SC sought complete details of licences issued for Kalashnikovs


ISLAMABAD: The Supreme Court on Wednesday sought complete details of licences and permits issued for the weapons of prohibited bore, Irked by the unregulated availability of Kalashnikovs, commonly known as AK-47, in the country.

Chief Justice of Pakistan (CJP) Qazi Faez Isa, who headed a three-judge bench hearing a bail petition in a dacoity case, also hinted at passing orders to withdraw all the licences and recover the prohibited weapons issued in favour of individuals.

“The easy accessibility to narcotics and prohibited weapons has destroyed the very fabric of the country,” the CJP observed, also regretting nowhere else in the world one sees gun-toting men at public places such as markets and outside schools.

Nobody knows if such people displaying weapons were terrorists or not, the chief justice remarked. Even police did not find any courage or bother to check vehicles with tinted glasses and gun-toting men why they were roaming around in the open with the prohibited weapons, he noted.

Justice Isa asked if all such people were really afraid and insecure. Instead of showing off the prohibited weapons to frighten others or in society, they better stay indoors, he remarked, also deploring that even in the capital city of Islamabad, guards outside houses could be seen displaying Kalashnikovs.

The chief justice expressed these remarks during the hearing of a bail petition. The bench, which included Justice Mohammad Ali Mazhar and Justice Musarrat Hilali, had taken up the bail plea of one Kashif from Mardan. He was booked under Sections 395 (dacoity) and Section 412 (dishonestly receiving stolen property in the commission of a dacoity) of Pakistan Penal Code (PPC).

His counsel Shabbir Hussain Gigyani said that the petitioner was accused of robbing the house of Imran in Swabi. During the burglary, the accused allegedly took away “gold ornaments, some cash as well as three Kalashnikovs and 9mm bore pistol”. He said police arrested him and claimed to have recovered the stolen money and two Kalashnikovs from his possession.

During the hearing, however, the CJP expressed his surprise that police did not even care to inquire from the complainant Imran as to where and how he got the licence for keeping Kalashnikovs with him.

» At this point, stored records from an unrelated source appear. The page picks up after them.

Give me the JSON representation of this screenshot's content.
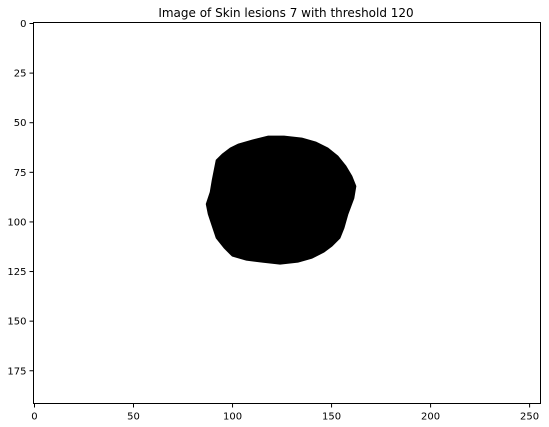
{
  "title": "Image of Skin lesions 7 with threshold 120",
  "image": {
    "width": 256,
    "height": 192,
    "background": "#ffffff",
    "foreground": "#000000",
    "lesion_description": "binary thresholded lesion mask"
  },
  "x_axis": {
    "ticks": [
      0,
      50,
      100,
      150,
      200,
      250
    ],
    "labels": [
      "0",
      "50",
      "100",
      "150",
      "200",
      "250"
    ],
    "range": [
      -0.5,
      255.5
    ]
  },
  "y_axis": {
    "ticks": [
      0,
      25,
      50,
      75,
      100,
      125,
      150,
      175
    ],
    "labels": [
      "0",
      "25",
      "50",
      "75",
      "100",
      "125",
      "150",
      "175"
    ],
    "range": [
      -0.5,
      191.5
    ],
    "inverted": true
  },
  "lesion_outline": [
    [
      103,
      61
    ],
    [
      110,
      59
    ],
    [
      118,
      57
    ],
    [
      126,
      57
    ],
    [
      135,
      58
    ],
    [
      142,
      60
    ],
    [
      148,
      63
    ],
    [
      153,
      67
    ],
    [
      157,
      72
    ],
    [
      160,
      77
    ],
    [
      162,
      82
    ],
    [
      161,
      88
    ],
    [
      158,
      96
    ],
    [
      156,
      103
    ],
    [
      154,
      108
    ],
    [
      150,
      112
    ],
    [
      146,
      115
    ],
    [
      140,
      118
    ],
    [
      133,
      120
    ],
    [
      124,
      121
    ],
    [
      115,
      120
    ],
    [
      107,
      119
    ],
    [
      100,
      117
    ],
    [
      96,
      113
    ],
    [
      92,
      108
    ],
    [
      90,
      102
    ],
    [
      88,
      96
    ],
    [
      87,
      91
    ],
    [
      89,
      85
    ],
    [
      90,
      79
    ],
    [
      91,
      74
    ],
    [
      92,
      69
    ],
    [
      95,
      66
    ],
    [
      99,
      63
    ]
  ]
}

The CJP also asked the complainant from where he had got the arms and wondered why action should not be taken if the top police officers were issuing permits for keeping Kalashnikovs. “We can ask the interior secretary to withdraw all the licences and recover the prohibited weapons issued in favour of individuals,” the chief justice said.

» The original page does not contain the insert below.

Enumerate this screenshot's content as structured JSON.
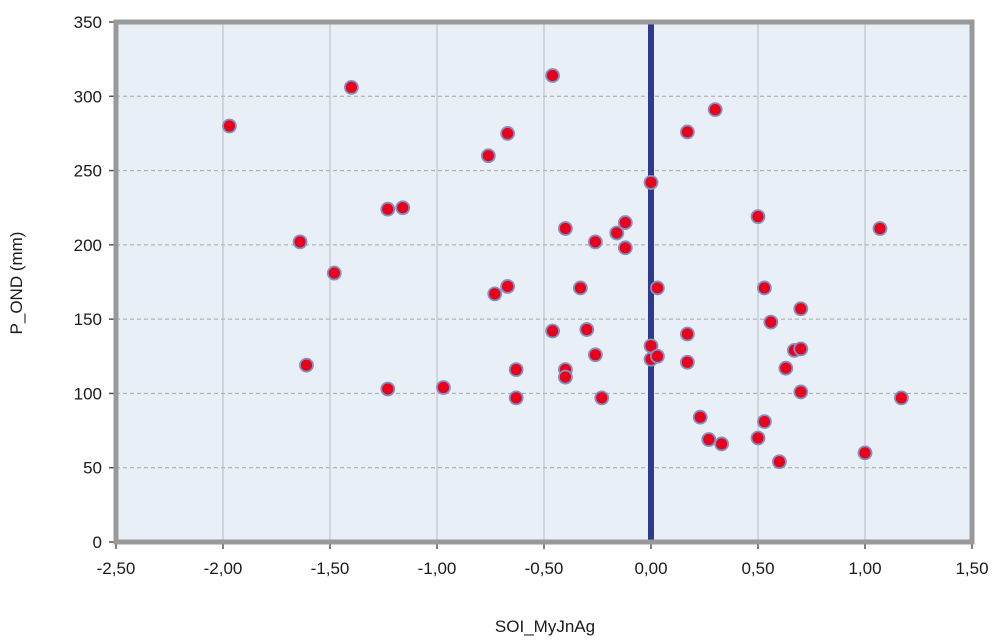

The Supreme Court issued notices to Attorney General for Pakistan Mansoor Usman Awan, the interior ministry, home secretaries, police chiefs and advocate generals of the provinces to furnish complete details regarding the issuance of licences or permits.

However, the bench granted post-arrest bail to Kashif against a surety bond of Rs50,000. The CJP also lamented how easily prohibited bore weapons were available in society and observed it was time when Kalashnikov culture should be completely eradicated from the country.

The owner himself conceded that three Kalashnikovs and a pistol were stolen from his house, adding that even he was offered to get the licence for the Kalashnikov for his own security.